Aku sebagai Harimau terakhir yang masih hidup akan tetap melestarikan habitat kita sepanjang masa. "Aku Harimau Sumatra generasi terakhir Harimau di Bumi Pertiwi ini tak akan musnah. Aku tak akan musnah, tubuhku gemetaran menahan gejolak amarah dalam jiwaku, istriku Tigris ikut berkaca kaca sementara Macci putriku terdiam dari kejauhan, ia tak mendengar semua percakapanku dengan Tigris istriku, bersama Macca kakaknya yang baru datang mereka berdua menghampiri kami.
"Macca anak tertuaku berkata dengan lembut.. "Ayah, ayah sedihya melihat foto Paman Harimau Jawa dan foto paman Harimau Bali, ya sudah maafkan kami ayah, kami tak tahu jika ayah benar benar merindukan mereka melebihi kerinduan kami kepada keduanya, hanya saja aku senang kata Macci paman Harimau Jawa dan Paman Harimau Bali sedang merantau di surga dan mereka bahagia disana lalu mengapa ayah bersedih jika mereka bahagia disana.
Aku dan istriku tersenyum simpul, iya Macca maafkan ayah yah, ayah dan ibu memang kangen sama mereka..Kupeluk Macca dan Macci, semangatku berkobar, dalam doa yang yang terkusyu aku memohon, yaaa Tuhan bantulah kami agar tetap lestari sepanjang massa.
Malam ini sama seperti jutaan malam yang telah berlalu di belantara hijau sumatra..Macca dan Macci nampak tertidur pulas di pelukan tigris istriku, nampak wajah wajah polos yang begitu hangat di mataku..
Malam ini mereka tertidur pulas dan mungkin sedang bermimpi tentang hari esok yang indah di belantara ini.. Macca dan macci entah mereka sedang bermimpi apa hanya sesekali terdengar igauan yang tak jelas dari racauan mereka. Istriku tigris mungkin sedang bermimpi tentang rusa gemuk yang mudah kami dapatkan hingga macca dan macci tak perlu menungguku pulang membawa hewan buruan yang kini sudah tak menentu aku dapatkan..

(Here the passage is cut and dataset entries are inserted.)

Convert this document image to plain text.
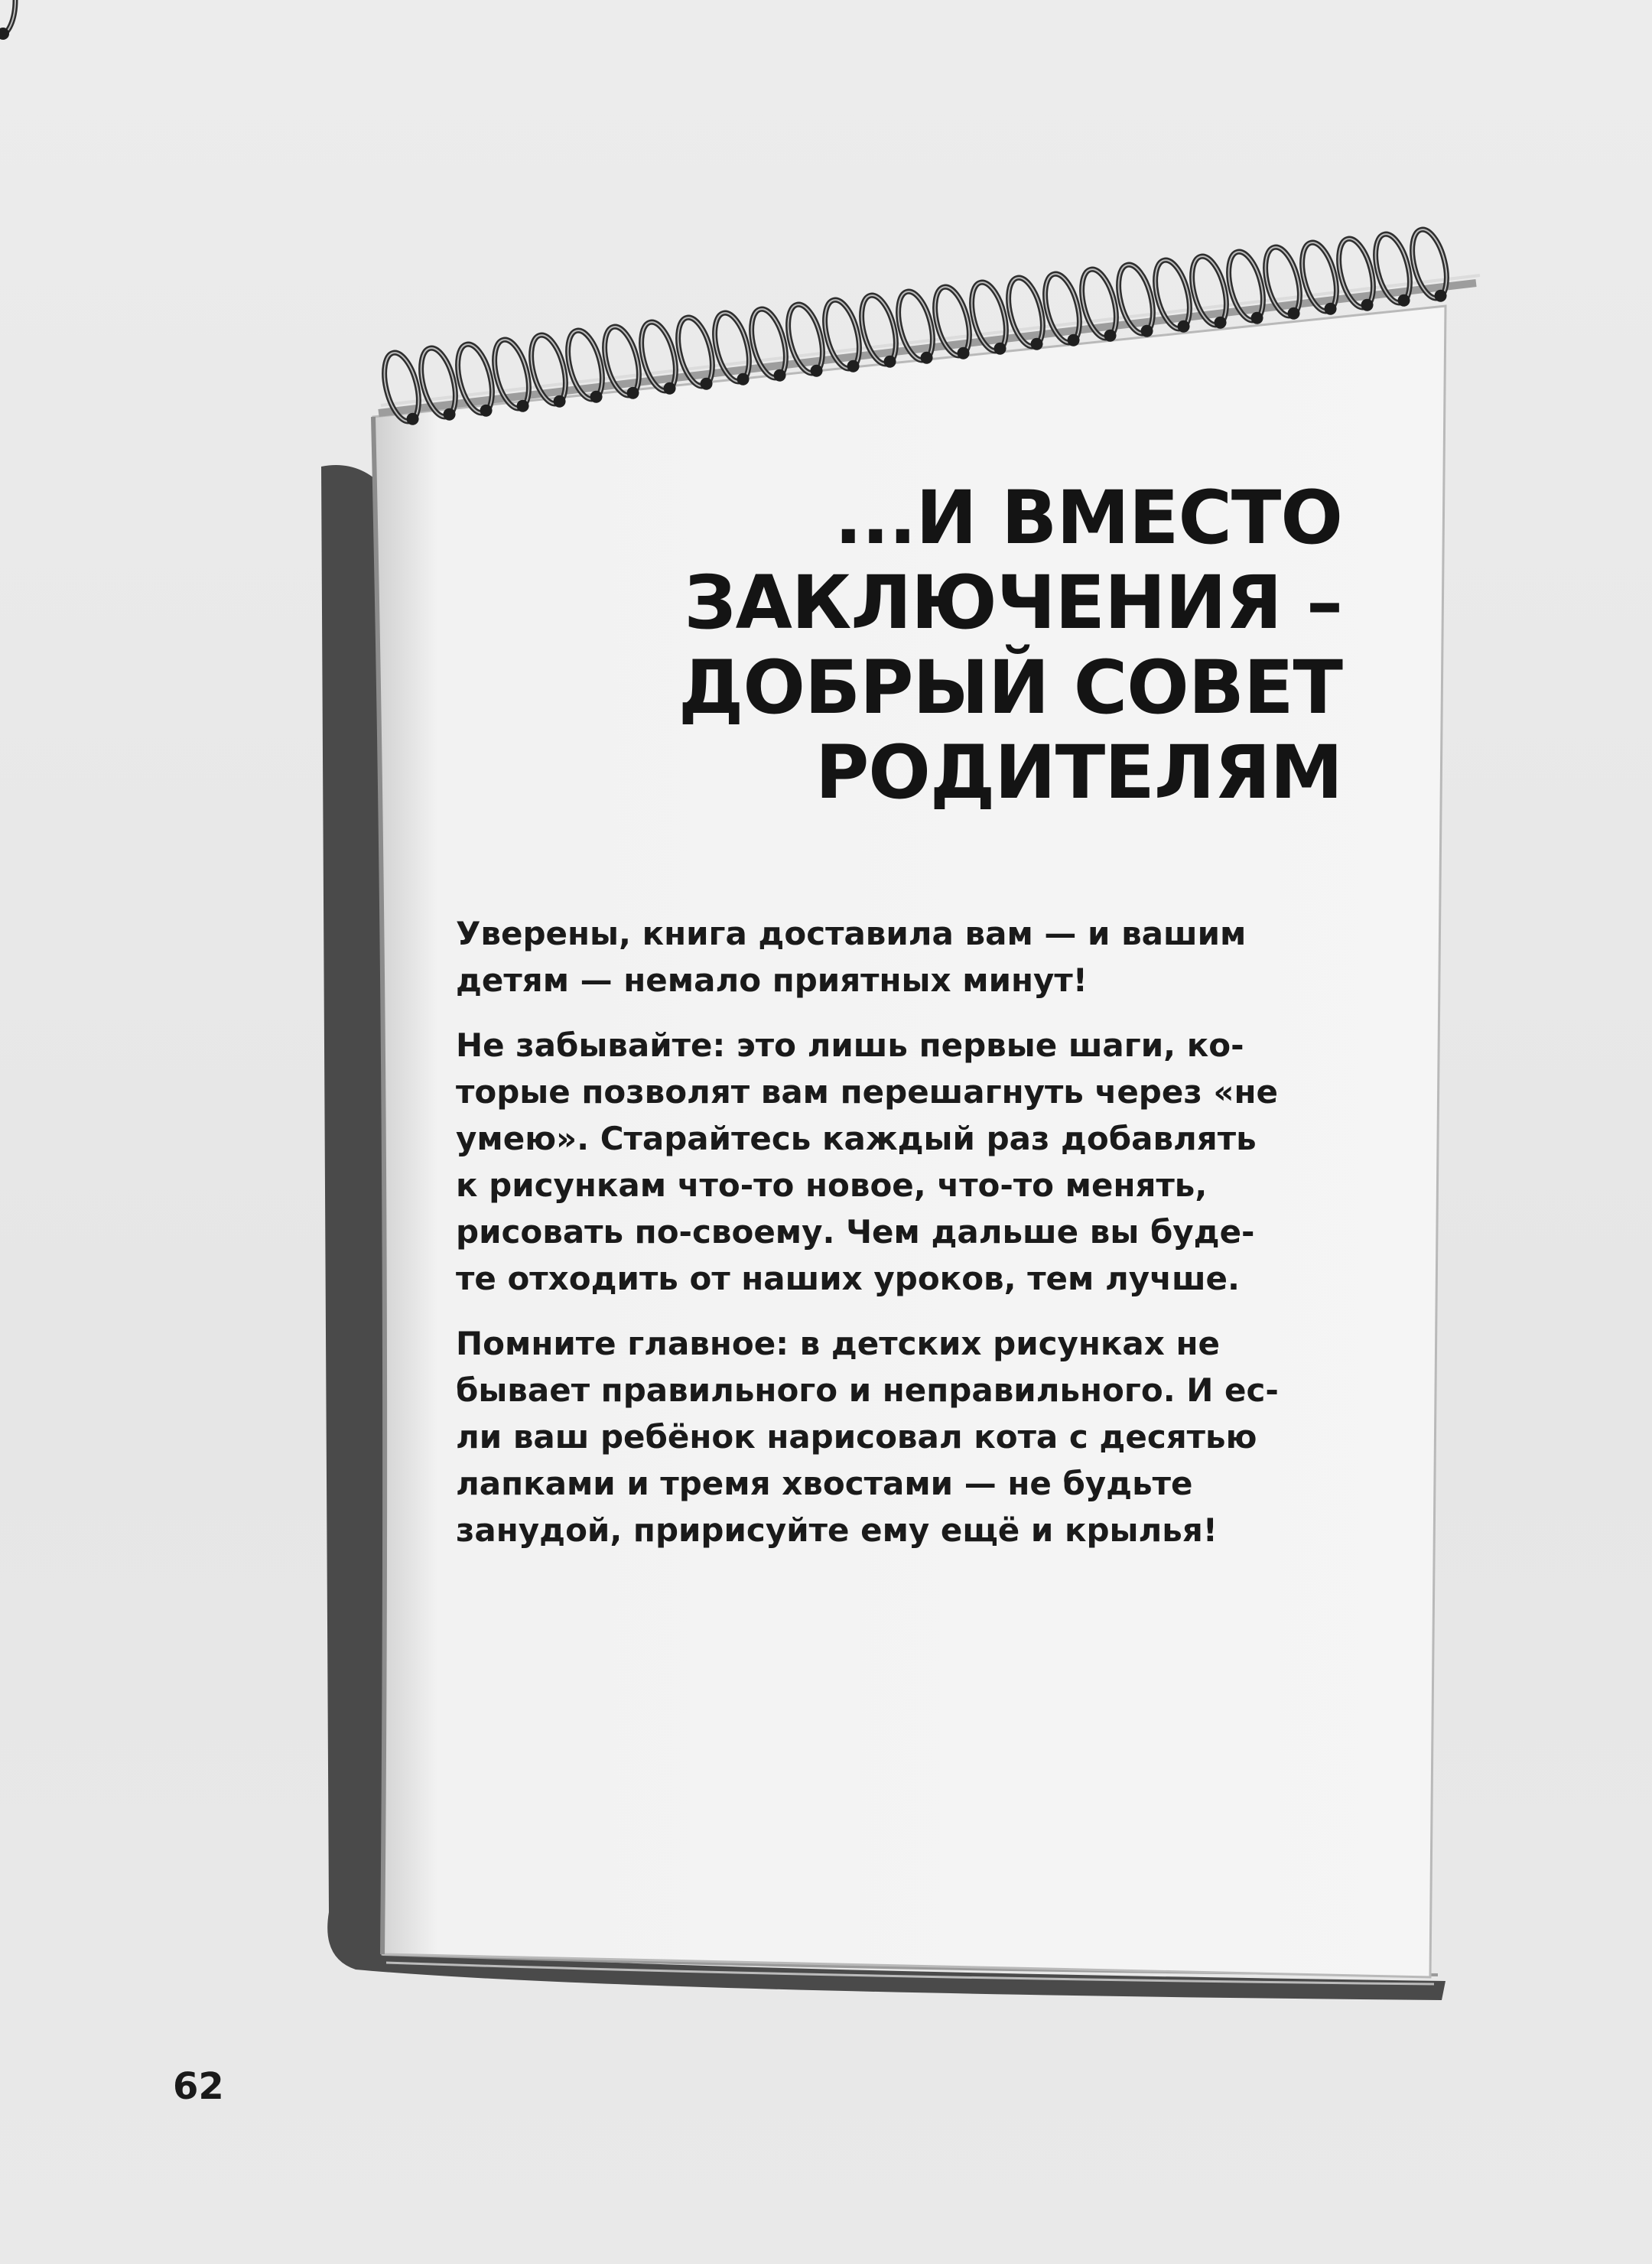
...И ВМЕСТО
ЗАКЛЮЧЕНИЯ –
ДОБРЫЙ СОВЕТ
РОДИТЕЛЯМ

Уверены, книга доставила вам — и вашим
детям — немало приятных минут!

Не забывайте: это лишь первые шаги, ко-
торые позволят вам перешагнуть через «не
умею». Старайтесь каждый раз добавлять
к рисункам что-то новое, что-то менять,
рисовать по-своему. Чем дальше вы буде-
те отходить от наших уроков, тем лучше.

Помните главное: в детских рисунках не
бывает правильного и неправильного. И ес-
ли ваш ребёнок нарисовал кота с десятью
лапками и тремя хвостами — не будьте
занудой, пририсуйте ему ещё и крылья!

62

Jangan kan hewan buruan, sekarang kamipun merupakan target buruan dari para penjahat penjahat yang berkeliaran di habitat kami. Apa salah kami wahai tuan Pemburu dan tuan Penebang kayu, ini rumah kami tempat kami dilahrikan dan dibesarkan oleh orang tua kami, apakah kalian tidak puas dengan menghabisi dua saudaraku di Jawa dan di Bali.

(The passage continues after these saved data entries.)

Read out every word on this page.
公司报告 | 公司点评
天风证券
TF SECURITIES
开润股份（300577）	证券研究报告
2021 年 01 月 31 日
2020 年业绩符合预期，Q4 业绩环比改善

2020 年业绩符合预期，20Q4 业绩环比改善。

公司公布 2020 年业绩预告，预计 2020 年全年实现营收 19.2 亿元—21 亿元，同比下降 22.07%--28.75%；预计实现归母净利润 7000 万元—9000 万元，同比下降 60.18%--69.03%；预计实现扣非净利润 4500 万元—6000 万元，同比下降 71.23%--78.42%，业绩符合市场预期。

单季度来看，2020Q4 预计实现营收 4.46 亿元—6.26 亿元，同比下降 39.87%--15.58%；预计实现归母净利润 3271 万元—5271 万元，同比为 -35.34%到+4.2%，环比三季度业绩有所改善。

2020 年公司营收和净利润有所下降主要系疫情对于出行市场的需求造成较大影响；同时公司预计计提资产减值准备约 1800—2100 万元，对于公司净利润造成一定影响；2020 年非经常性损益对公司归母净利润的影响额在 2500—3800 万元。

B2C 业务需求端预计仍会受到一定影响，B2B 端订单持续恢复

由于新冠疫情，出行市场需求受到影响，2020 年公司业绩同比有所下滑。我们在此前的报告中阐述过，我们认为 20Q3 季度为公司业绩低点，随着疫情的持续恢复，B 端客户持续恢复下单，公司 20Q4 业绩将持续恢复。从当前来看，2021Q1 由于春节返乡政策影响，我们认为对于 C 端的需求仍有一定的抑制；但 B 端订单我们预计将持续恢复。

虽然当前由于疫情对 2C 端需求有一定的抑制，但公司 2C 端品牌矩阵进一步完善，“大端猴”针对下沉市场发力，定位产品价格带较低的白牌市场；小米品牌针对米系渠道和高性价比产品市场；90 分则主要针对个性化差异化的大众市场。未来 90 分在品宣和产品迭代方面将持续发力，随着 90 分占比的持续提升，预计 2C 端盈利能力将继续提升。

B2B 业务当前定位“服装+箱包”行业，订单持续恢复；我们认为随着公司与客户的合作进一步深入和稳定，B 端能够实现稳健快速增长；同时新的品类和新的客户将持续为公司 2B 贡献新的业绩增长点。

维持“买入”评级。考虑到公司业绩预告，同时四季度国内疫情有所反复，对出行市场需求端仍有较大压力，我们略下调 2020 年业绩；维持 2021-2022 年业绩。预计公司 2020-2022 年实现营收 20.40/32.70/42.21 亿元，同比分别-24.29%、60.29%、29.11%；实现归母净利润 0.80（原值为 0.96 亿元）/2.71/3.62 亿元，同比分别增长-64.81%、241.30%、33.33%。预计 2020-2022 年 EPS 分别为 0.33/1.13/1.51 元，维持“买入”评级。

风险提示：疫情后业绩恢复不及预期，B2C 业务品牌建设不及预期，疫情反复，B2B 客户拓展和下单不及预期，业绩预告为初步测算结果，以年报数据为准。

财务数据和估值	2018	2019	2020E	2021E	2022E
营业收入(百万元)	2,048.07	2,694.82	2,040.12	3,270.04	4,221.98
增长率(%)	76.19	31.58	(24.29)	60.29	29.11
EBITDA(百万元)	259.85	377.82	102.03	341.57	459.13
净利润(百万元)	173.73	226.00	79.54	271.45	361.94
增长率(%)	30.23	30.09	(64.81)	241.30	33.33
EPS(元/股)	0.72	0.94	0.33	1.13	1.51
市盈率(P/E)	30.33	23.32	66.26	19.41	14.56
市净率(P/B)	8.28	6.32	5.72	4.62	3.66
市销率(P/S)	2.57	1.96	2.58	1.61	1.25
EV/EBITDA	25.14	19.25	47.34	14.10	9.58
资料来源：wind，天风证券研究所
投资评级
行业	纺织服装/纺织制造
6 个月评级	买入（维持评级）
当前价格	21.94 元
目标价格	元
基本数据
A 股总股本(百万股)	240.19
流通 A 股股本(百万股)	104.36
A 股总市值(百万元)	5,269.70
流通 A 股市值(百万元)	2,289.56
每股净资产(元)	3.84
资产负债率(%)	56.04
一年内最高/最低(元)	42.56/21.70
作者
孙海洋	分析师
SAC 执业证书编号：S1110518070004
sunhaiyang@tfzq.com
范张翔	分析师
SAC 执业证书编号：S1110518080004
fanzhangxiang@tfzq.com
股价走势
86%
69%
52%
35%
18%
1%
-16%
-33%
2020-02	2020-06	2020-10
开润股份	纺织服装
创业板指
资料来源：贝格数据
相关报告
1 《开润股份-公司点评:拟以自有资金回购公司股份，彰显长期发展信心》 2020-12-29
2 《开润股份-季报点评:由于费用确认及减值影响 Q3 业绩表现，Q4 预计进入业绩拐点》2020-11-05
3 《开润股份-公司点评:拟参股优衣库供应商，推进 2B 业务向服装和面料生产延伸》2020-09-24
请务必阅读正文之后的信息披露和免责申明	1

Apakah kalian sangat rakus dan tanpa perasaan sama sekali, seenaknya datang tebang bunuh dan musnahkan..sungguh tak pantas sekali kalian ada di muka bumi ini, hati kalian penuh dengan nafsu untuk menguasai belantara ini dan membunuh bangsa kami yang kalian anggap sebagi penjahat nomor satu di rimba ini, apa tidak terbalik wahai tuan tuan ??
Sekali lagi.... Apa salah kami wahai tuan Pemburu dan Tuan penebang kayu ???..Apa kalian tidak lihat anak istriku yang tertidur pulas di belantara ini, coba lihat dan perhatikan wajah mereka, lihatlah wajah wajah yang sedang terlelap tanpa beban itu..lihatlah betapa bahagia aku dan mereka hidup disini..kenapa..?? kenapa kalian usik aku dan keluargaku!!!
Belantara tetap sunyi. Luasnya terus berkurang sedang anakku Maca dan Macci terus tumbuh dan berkembang dan mulai membelah tingginya puncak-puncak gunung dengan tawa dan candanya yang ceria. Ia tak mengerti apa-apa, ia masih ingin bermain dan bermain dalam lebatnya belantara Sumatra, terkadang aku tersentak manakala ia bertanya tentang raungan suara gemuruh di pinggir rimba yang menumbangkan ribuan kubik kayu setiap harinya.
Ia bertanya tetapi jawabanku hanya merupakan tatapan kosong di matanya, yang ia tahu ia dan ayahnya adalah generasi Sang Raja Rimba yang perkasa, " Maca tak takut ayah jawabnya padaku " sungguh jawaban yang membuatku sangat khawatir sebagai ayah, " Maca ayah tahu kita adalah Raja Rimba kau harus bangga nak" jawabku getir mengingat kedua pamannya yang telah musnah akibat keganasan manusia.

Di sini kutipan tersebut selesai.